È il momento decisivo in cui accogliamo l’ispirazione divina. È questo il vero momento in cui avviene la
vittoria e l’adesione alla volontà divina. «Avvenga di me secondo il tuo discorso (Lc 1,38)». Avvenga è in
modo ottativo, esprime un desiderio. L’accoglienza inizia a provocare un risanamento dei senti sensi interni
esterni ed esterni precedentemente pervertiti. L’assenso è sempre un atto di Fiducia in Dio e di
Obbedienza. Non si tratta di capire, ma di accettare di vivere qualcosa che riconosciamo venire da Dio.
Zaccaria aveva voluto capire, in altre parole prendere dall’albero del bene e del male, perciò l’angelo gli si
rivolta contro. Maria, invece, vuole vivere, prende così dall’albero della vita. Per questo con lei l’angelo
continua a parlare in modo luminoso. Ciò che avverrà in lei è opera dello Spirito Santo, non un’opera
umana, infatti supera le nostre forze. Inoltre, Dio poserà su di lei la sua ombra, ovvero ci sarà bisogno che
Dio faccia un’opera nel suo cuore, con cui si incontrerà intimamente nella preghiera.

5. L’Incarnazione.
Cristo accolto, nasce in noi. Diventiamo portatori di Cristo. L’uomo resta libero e di fatto viene liberato,
rientra in sé stesso (cf. Lc 15,20), il suo vero io. Mentre si sperimenta una liberazione, si sperimentano
anche una crescita di Fede, Speranza, Carità, pace e serenità spirituali. La reiterazione di questa accoglienza
e incarnazione permette di gustare “e vedere” la bontà del Signore.

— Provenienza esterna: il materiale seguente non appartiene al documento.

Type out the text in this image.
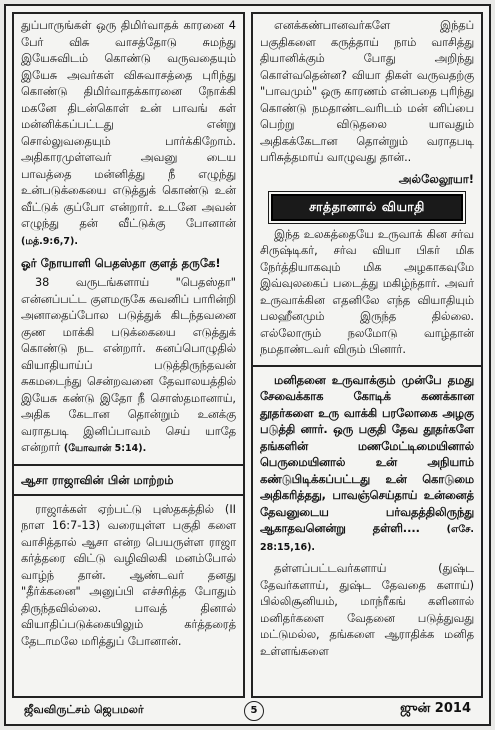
துப்பாருங்கள் ஒரு திமிர்வாதக் காரனை 4 பேர் விசு வாசத்தோடு சுமந்து இயேசுவிடம் கொண்டு வருவதையும் இயேசு அவர்கள் விசுவாசத்தை புரிந்து கொண்டு திமிர்வாதக்காரனை நோக்கி மகனே திடன்கொள் உன் பாவங் கள் மன்னிக்கப்பட்டது என்று சொல்லுவதையும் பார்க்கிறோம். அதிகாரமுள்ளவர் அவனு டைய பாவத்தை மன்னித்து நீ எழுந்து உன்படுக்கையை எடுத்துக் கொண்டு உன் வீட்டுக் குப்போ என்றார். உடனே அவன் எழுந்து தன் வீட்டுக்கு போனான் (மத்.9:6,7).

ஓர் நோயாளி பெதஸ்தா குளத் தருகே!

38 வருடங்களாய் "பெதஸ்தா" என்னப்பட்ட குளமருகே கவனிப் பாரின்றி அனாதைப்போல படுத்துக் கிடந்தவனை குண மாக்கி படுக்கையை எடுத்துக் கொண்டு நட என்றார். சுனப்பொழுதில் வியாதியாய்ப் படுத்திருந்தவன் சுகமடைந்து சென்றவனை தேவாலயத்தில் இயேசு கண்டு இதோ நீ சொஸ்தமானாய், அதிக கேடான தொன்றும் உனக்கு வராதபடி இனிப்பாவம் செய் யாதே என்றார் (யோவான் 5:14).

ஆசா ராஜாவின் பின் மாற்றம்

ராஜாக்கள் ஏற்பட்டு புஸ்தகத்தில் (II நாள 16:7-13) வரையுள்ள பகுதி களை வாசித்தால் ஆசா என்ற பெயருள்ள ராஜா கர்த்தரை விட்டு வழிவிலகி மனம்போல் வாழ்ந் தான். ஆண்டவர் தனது "தீர்க்கனை" அனுப்பி எச்சரித்த போதும் திருந்தவில்லை. பாவத் தினால் வியாதிப்படுக்கையிலும் கர்த்தரைத் தேடாமலே மரித்துப் போனான்.

எனக்கண்பானவர்களே இந்தப் பகுதிகளை கருத்தாய் நாம் வாசித்து தியானிக்கும் போது அறிந்து கொள்வதென்ன? வியா திகள் வருவதற்கு "பாவமும்" ஒரு காரணம் என்பதை புரிந்து கொண்டு நமதாண்டவரிடம் மன் னிப்பை பெற்று விடுதலை யாவதும் அதிகக்கேடான தொன்றும் வராதபடி பரிசுத்தமாய் வாழுவது தான்..

அல்லேலூயா!
சாத்தானால் வியாதி

இந்த உலகத்தையே உருவாக் கின சர்வ சிருஷ்டிகர், சர்வ வியா பிகர் மிக நேர்த்தியாகவும் மிக அழகாகவுமே இவ்வுலகைப் படைத்து மகிழ்ந்தார். அவர் உருவாக்கின எதனிலே எந்த வியாதியும் பலஹீனமும் இருந்த தில்லை. எல்லோரும் நலமோடு வாழ்தான் நமதாண்டவர் விரும் பினார்.

மனிதனை உருவாக்கும் முன்பே தமது சேவைக்காக கோடிக் கணக்கான தூதர்களை உரு வாக்கி பரலோகை அழகு படுத்தி னார். ஒரு பகுதி தேவ தூதர்களே தங்களின் மணமேட்டிமையினால் பெருமையினால் உன் அநியாம் கண்டுபிடிக்கப்பட்டது உன் கொடுமை அதிகரித்தது, பாவஞ்செய்தாய் உன்னைத் தேவனுடைய பர்வதத்திலிருந்து ஆகாதவனென்று தள்ளி....	(எசே. 28:15,16).

தள்ளப்பட்டவர்களாய் (துஷ்ட தேவர்களாய், துஷ்ட தேவதை களாய்) பில்லிசூனியம், மாந்ரீகங் களினால் மனிதர்களை வேதனை படுத்துவது மட்டுமல்ல, தங்களை ஆராதிக்க மனித உள்ளங்களை

ஜீவவிருட்சம் ஜெபமலர்	5	ஜுன் 2014
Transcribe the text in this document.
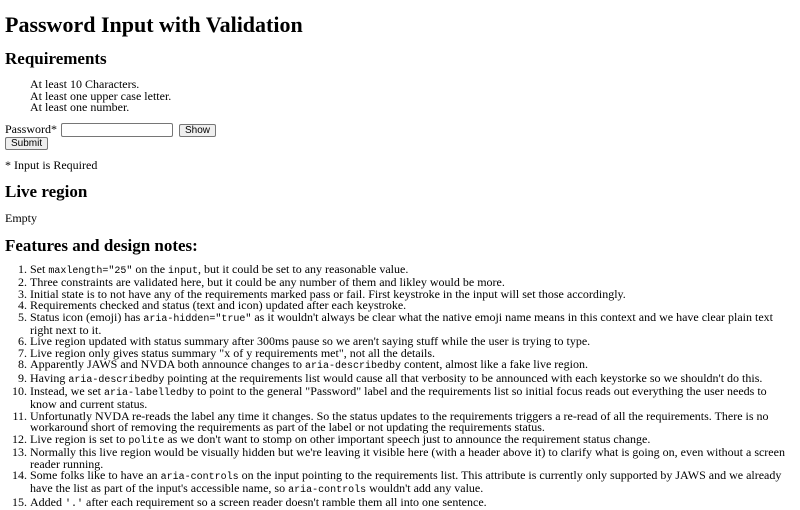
Password Input with Validation
Requirements
At least 10 Characters.
At least one upper case letter.
At least one number.
Password*	Show
Submit

* Input is Required

Live region
Empty
Features and design notes:
1. Set maxlength="25" on the input, but it could be set to any reasonable value.
2. Three constraints are validated here, but it could be any number of them and likley would be more.
3. Initial state is to not have any of the requirements marked pass or fail. First keystroke in the input will set those accordingly.
4. Requirements checked and status (text and icon) updated after each keystroke.
5. Status icon (emoji) has aria-hidden="true" as it wouldn't always be clear what the native emoji name means in this context and we have clear plain text right next to it.
6. Live region updated with status summary after 300ms pause so we aren't saying stuff while the user is trying to type.
7. Live region only gives status summary "x of y requirements met", not all the details.
8. Apparently JAWS and NVDA both announce changes to aria-describedby content, almost like a fake live region.
9. Having aria-describedby pointing at the requirements list would cause all that verbosity to be announced with each keystorke so we shouldn't do this.
10. Instead, we set aria-labelledby to point to the general "Password" label and the requirements list so initial focus reads out everything the user needs to know and current status.
11. Unfortunatly NVDA re-reads the label any time it changes. So the status updates to the requirements triggers a re-read of all the requirements. There is no workaround short of removing the requirements as part of the label or not updating the requirements status.
12. Live region is set to polite as we don't want to stomp on other important speech just to announce the requirement status change.
13. Normally this live region would be visually hidden but we're leaving it visible here (with a header above it) to clarify what is going on, even without a screen reader running.
14. Some folks like to have an aria-controls on the input pointing to the requirements list. This attribute is currently only supported by JAWS and we already have the list as part of the input's accessible name, so aria-controls wouldn't add any value.
15. Added '.' after each requirement so a screen reader doesn't ramble them all into one sentence.
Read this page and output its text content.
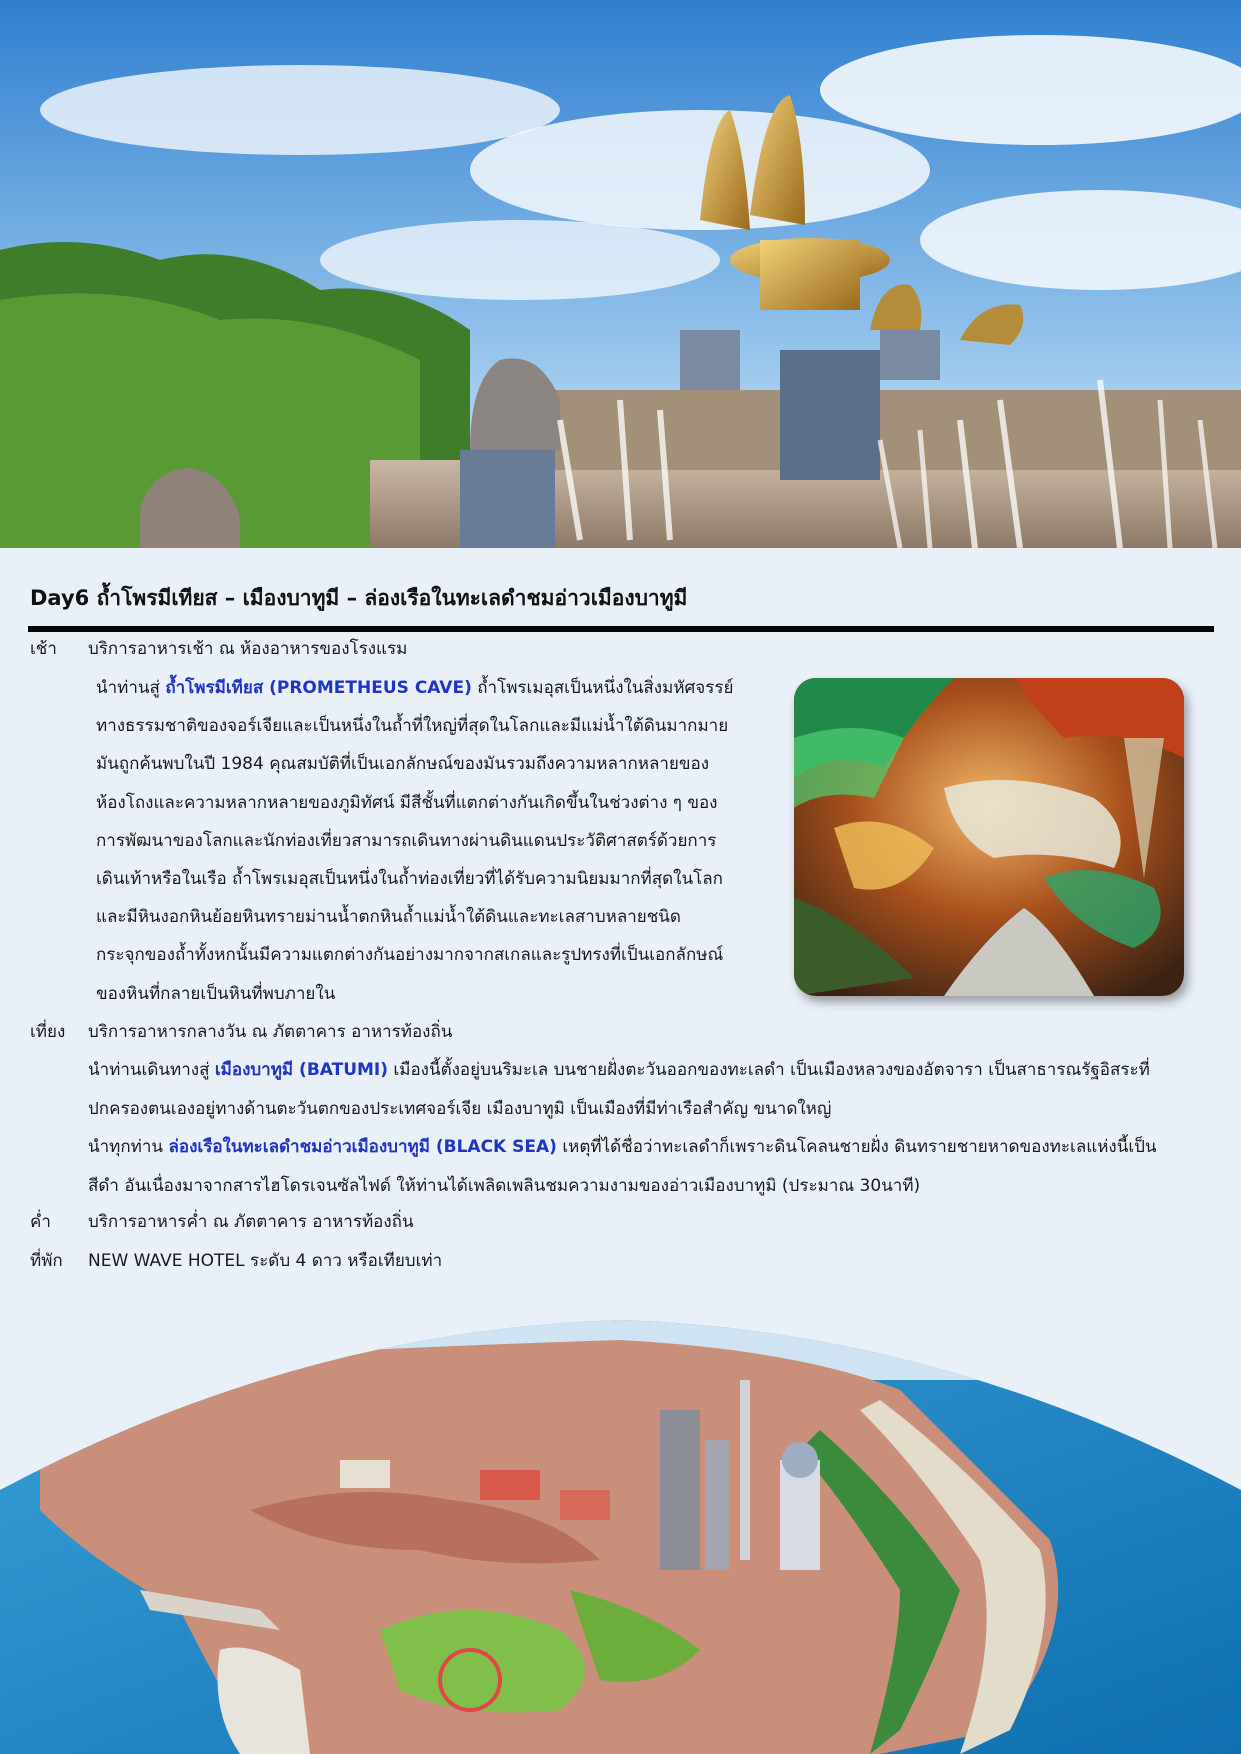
Day6 ถ้ำโพรมีเทียส – เมืองบาทูมี – ล่องเรือในทะเลดำชมอ่าวเมืองบาทูมี
เช้า บริการอาหารเช้า ณ ห้องอาหารของโรงแรม
นำท่านสู่ ถ้ำโพรมีเทียส (PROMETHEUS CAVE) ถ้ำโพรเมอุสเป็นหนึ่งในสิ่งมหัศจรรย์
ทางธรรมชาติของจอร์เจียและเป็นหนึ่งในถ้ำที่ใหญ่ที่สุดในโลกและมีแม่น้ำใต้ดินมากมาย
มันถูกค้นพบในปี 1984 คุณสมบัติที่เป็นเอกลักษณ์ของมันรวมถึงความหลากหลายของ
ห้องโถงและความหลากหลายของภูมิทัศน์ มีสีชั้นที่แตกต่างกันเกิดขึ้นในช่วงต่าง ๆ ของ
การพัฒนาของโลกและนักท่องเที่ยวสามารถเดินทางผ่านดินแดนประวัติศาสตร์ด้วยการ
เดินเท้าหรือในเรือ ถ้ำโพรเมอุสเป็นหนึ่งในถ้ำท่องเที่ยวที่ได้รับความนิยมมากที่สุดในโลก
และมีหินงอกหินย้อยหินทรายม่านน้ำตกหินถ้ำแม่น้ำใต้ดินและทะเลสาบหลายชนิด
กระจุกของถ้ำทั้งหกนั้นมีความแตกต่างกันอย่างมากจากสเกลและรูปทรงที่เป็นเอกลักษณ์
ของหินที่กลายเป็นหินที่พบภายใน
เที่ยง บริการอาหารกลางวัน ณ ภัตตาคาร อาหารท้องถิ่น
นำท่านเดินทางสู่ เมืองบาทูมี (BATUMI) เมืองนี้ตั้งอยู่บนริมะเล บนชายฝั่งตะวันออกของทะเลดำ เป็นเมืองหลวงของอัตจารา เป็นสาธารณรัฐอิสระที่
ปกครองตนเองอยู่ทางด้านตะวันตกของประเทศจอร์เจีย เมืองบาทูมิ เป็นเมืองที่มีท่าเรือสำคัญ ขนาดใหญ่
นำทุกท่าน ล่องเรือในทะเลดำชมอ่าวเมืองบาทูมี (BLACK SEA) เหตุที่ได้ชื่อว่าทะเลดำก็เพราะดินโคลนชายฝั่ง ดินทรายชายหาดของทะเลแห่งนี้เป็น
สีดำ อันเนื่องมาจากสารไฮโดรเจนซัลไฟด์ ให้ท่านได้เพลิดเพลินชมความงามของอ่าวเมืองบาทูมิ (ประมาณ 30นาที)
ค่ำ บริการอาหารค่ำ ณ ภัตตาคาร อาหารท้องถิ่น
ที่พัก NEW WAVE HOTEL ระดับ 4 ดาว หรือเทียบเท่า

6. La conferma della Chiesa, la Comunicazione del bene


L’opera dello Spirito Santo in noi è sempre diretta ad un bene per la comunità e mai solo personale. La
comunità ha il compito di confermare e validare l’ispirazione accolta, valutandone i frutti (cf. Lc 1,39ss
“Visitazione”).

7. La gioia, la gratitudine, l’armonia


Dopo segue l’esultanza, che è esplosione di gioia e frutto di un amore che si espande (cf. Lc 1,46 ss
“Magnificat”). Gli esiti sono la lode ed unione con Dio, la gratitudine, la comunione con i fratelli con i quali
siamo in comunione amorosa e di servizio, la pacificazione col creato. Crescono Fede, Speranza e Carità. Si
riconosce la nostra piccolezza di fronte ai frutti che sono fuori dalla portata delle premesse, per cui si
riconosce l’opera di Dio, che è ciò che ci viene chiesto di comunicare alla generazione futura.